High Impact for Multi-Years: This is the scenario no one wants, worst case. It will involve widespread failure of crops, significantly reducing the amount of US produced vegetables, fruits, meat and dairy. Besides the roughly $50 Billion dollar loss to the agricultural industry, consumers around the nation will be impacted by more limited choices in food and will pay far more for what they get. Manufacturing in the Western US will be impacted because of widespread forest fires and extreme restrictions on water use. Impact of drought on energy production will make it harder to deliver stable electricity to businesses and homes, making periodic outages a routine occurrence, especially in hotter months. A widespread health crisis will be reflected in increased death due to pollution from fires and lack of sanitary water. Entire towns will be burned in fire. Downward spiral of the economy in the West will impact businesses across the nation and will also result in migration out of Western states to the East in search of respite from the drought and, hopefully, jobs. Higher education in the West will suffer from lack of students, lack of educators and lack of safe spaces.
Leveraging These Scenarios In Your Strategic Planning
Decision-makers can use these four scenarios in planning sessions by examining each scenario in turn. Ask yourself and your planners these questions for each scenario:
- Are there any core business processes that will fail in this future?

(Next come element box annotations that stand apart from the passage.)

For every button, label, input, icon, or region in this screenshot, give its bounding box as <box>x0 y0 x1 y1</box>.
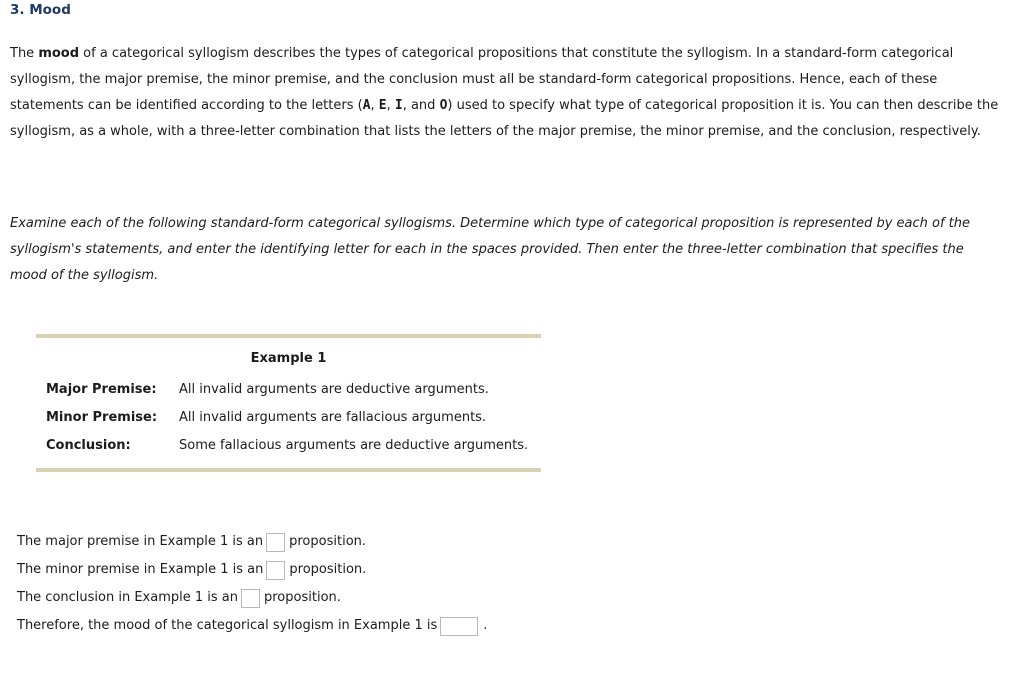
conclusion-question-suffix: proposition. <box>264 590 341 605</box>
major-premise-text: All invalid arguments are deductive arguments. <box>179 382 489 397</box>
minor-question-suffix: proposition. <box>289 562 367 577</box>
conclusion-text: Some fallacious arguments are deductive arguments. <box>179 438 529 453</box>
intro-paragraph <box>10 41 1000 145</box>
minor-premise-question <box>17 559 366 581</box>
mood-question <box>17 615 487 637</box>
sep-2: , <box>386 98 395 113</box>
intro-text-3: ) used to specify what type of categorical proposition it is. You can then describe the syllogism, as a whole, with a three-letter combination that lists the letters of the major premise, the minor premise, and the conclusion, respectively. <box>10 98 999 139</box>
conclusion-answer-input[interactable] <box>241 589 260 608</box>
minor-premise-label: Minor Premise: <box>46 410 158 425</box>
mood-question-text: Therefore, the mood of the categorical syllogism in Example 1 is <box>17 618 438 633</box>
mood-question-suffix: . <box>483 618 488 633</box>
letter-o: O <box>439 98 448 113</box>
major-premise-answer-input[interactable] <box>266 533 285 552</box>
conclusion-label: Conclusion: <box>46 438 131 453</box>
intro-text-1: The <box>10 46 39 61</box>
intro-text-2: of a categorical syllogism describes the types of categorical propositions that constitute the syllogism. In a standard-form categorical syllogism, the major premise, the minor premise, and the conclusion must all be standard-form categorical propositions. Hence, each of these statements can be identified according to the letters ( <box>10 46 954 113</box>
major-question-suffix: proposition. <box>289 534 367 549</box>
example-1-box <box>36 334 541 472</box>
letter-e: E <box>378 98 387 113</box>
minor-question-text: The minor premise in Example 1 is an <box>17 562 264 577</box>
letter-a: A <box>362 98 371 113</box>
intro-term-mood: mood <box>38 46 80 61</box>
sep-1: , <box>370 98 379 113</box>
mood-answer-input[interactable] <box>440 617 478 636</box>
example-title: Example 1 <box>250 351 327 366</box>
section-heading: 3. Mood <box>10 2 71 18</box>
letter-i: I <box>394 98 403 113</box>
major-question-text: The major premise in Example 1 is an <box>17 534 264 549</box>
minor-premise-text: All invalid arguments are fallacious arguments. <box>179 410 487 425</box>
sep-3: , and <box>402 98 440 113</box>
minor-premise-answer-input[interactable] <box>266 561 285 580</box>
major-premise-label: Major Premise: <box>46 382 157 397</box>
major-premise-question <box>17 531 366 553</box>
instructions-paragraph: Examine each of the following standard-form categorical syllogisms. Determine which type of categorical proposition is represented by each of the syllogism's statements, and enter the identifying letter for each in the spaces provided. Then enter the three-letter combination that specifies the mood of the syllogism. <box>10 216 971 283</box>
conclusion-question-text: The conclusion in Example 1 is an <box>17 590 238 605</box>
conclusion-question <box>17 587 341 609</box>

- What will the competitive landscape look like in this future?
- Is there anything we need to invest in now to optimize our position in this future?
- Are there any prudent changes to corporate policy to reduce risks in this future?

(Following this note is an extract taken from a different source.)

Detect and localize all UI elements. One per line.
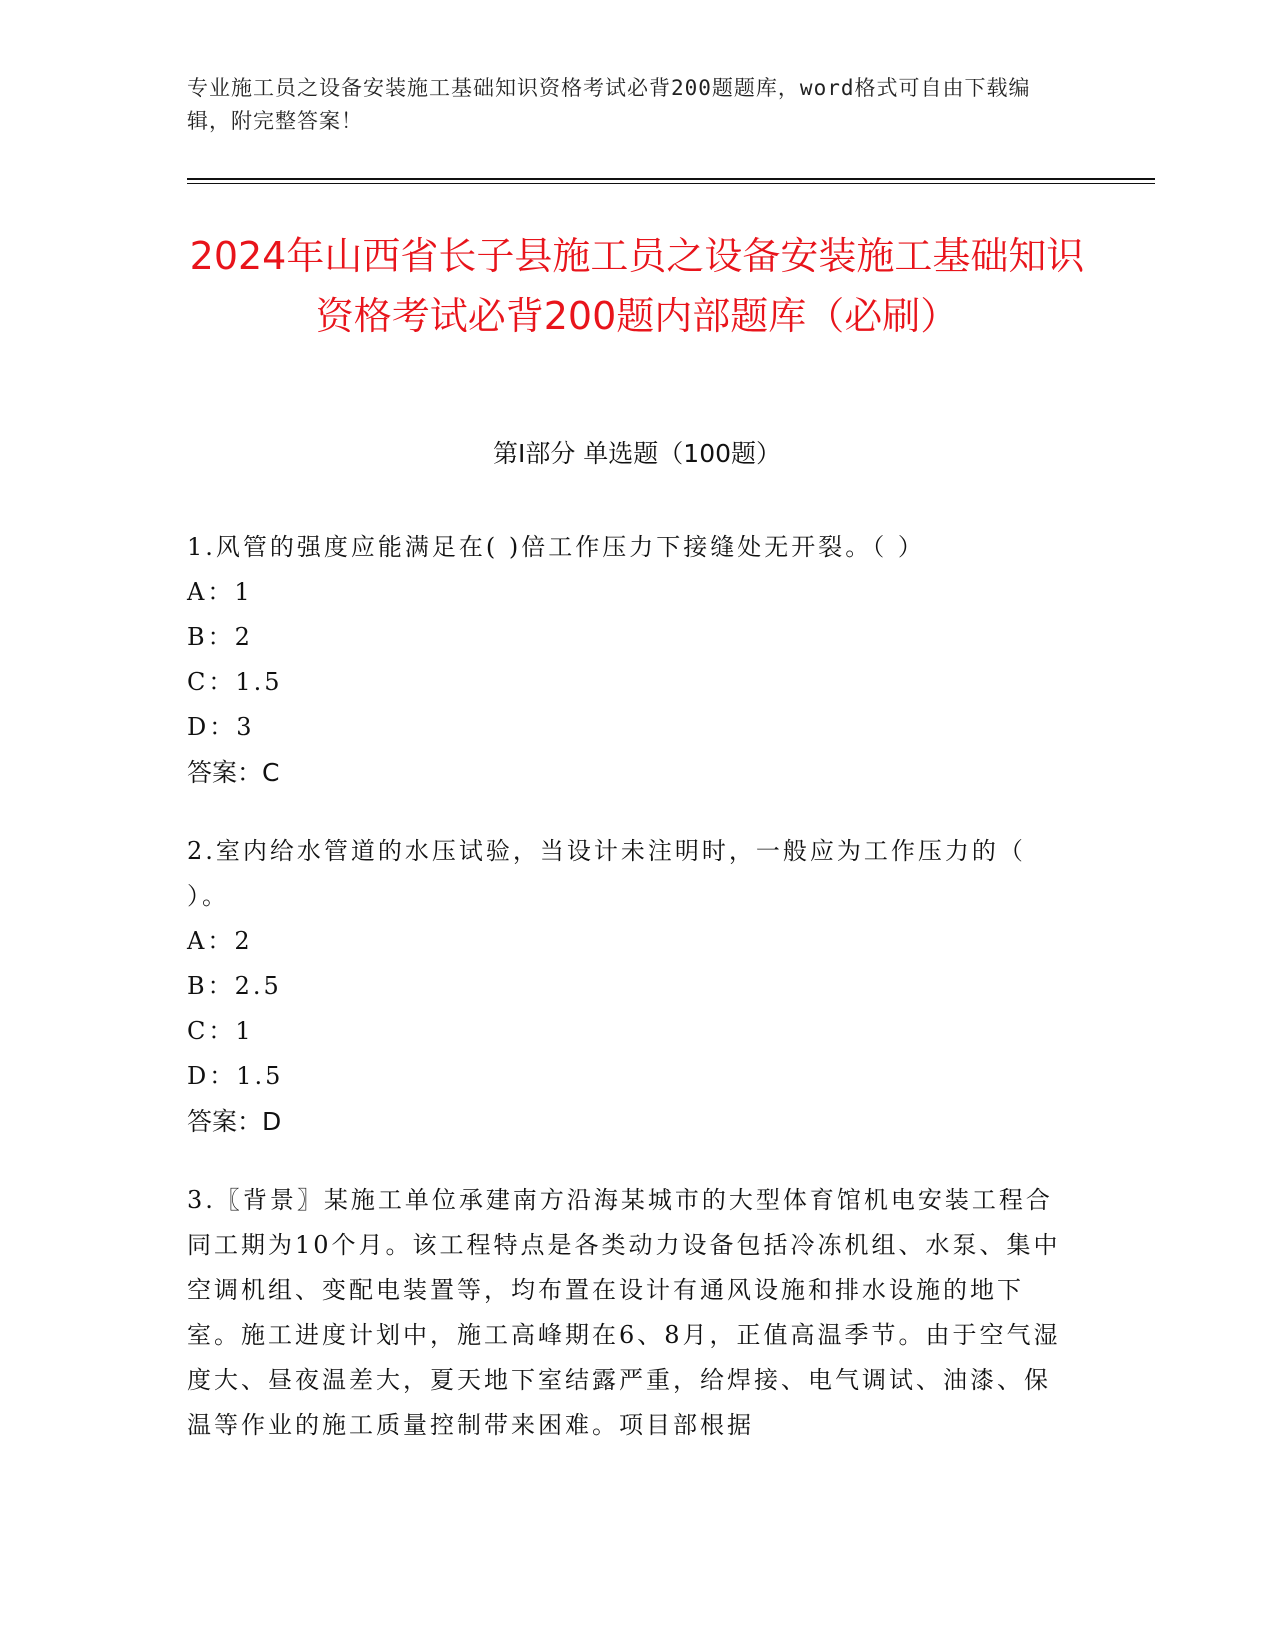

- How and when will we know if this future will come to pass?
- Are there changes to our products or services that can better serve the world in this scenario?
- How can our organization better inform and protect our people to reduce their personal risks in this future?
- Are there changes to our technology infrastructure that can help us succeed in this future?
- Should we make changes to our supply chain or partnerships or target customers to succeed in this future?
Integrating drought scenarios like the above into business planning can allow organizations to proactively prepare and adjust as best as possible.
Many adjustments should be made by the nation, some of which are going to take years to execute on. These include designing and fielding a new energy grid built for the environment of today and tomorrow vice the one that was built for a cooler age. The nation should also prioritize its water movement and storage infrastructure. There is enough water in the nation, it is just not distributed and managed the way it needs to be for an optimal future. Other longer term solutions include establishing more high capacity Desalination plants. One worth studying is the Carlsbad Desalination Plant, a project laughed at by its detractors and criticized for being a big waste even after it was turned on in 1993. Environmental rights groups tried to kill it. Budget hawks thought it was a waste. Many politicians took easy pot shots at its supporters. But the supporters won out and now this plant provides enough water for 400,000 people. It is a case study in planning and preparation.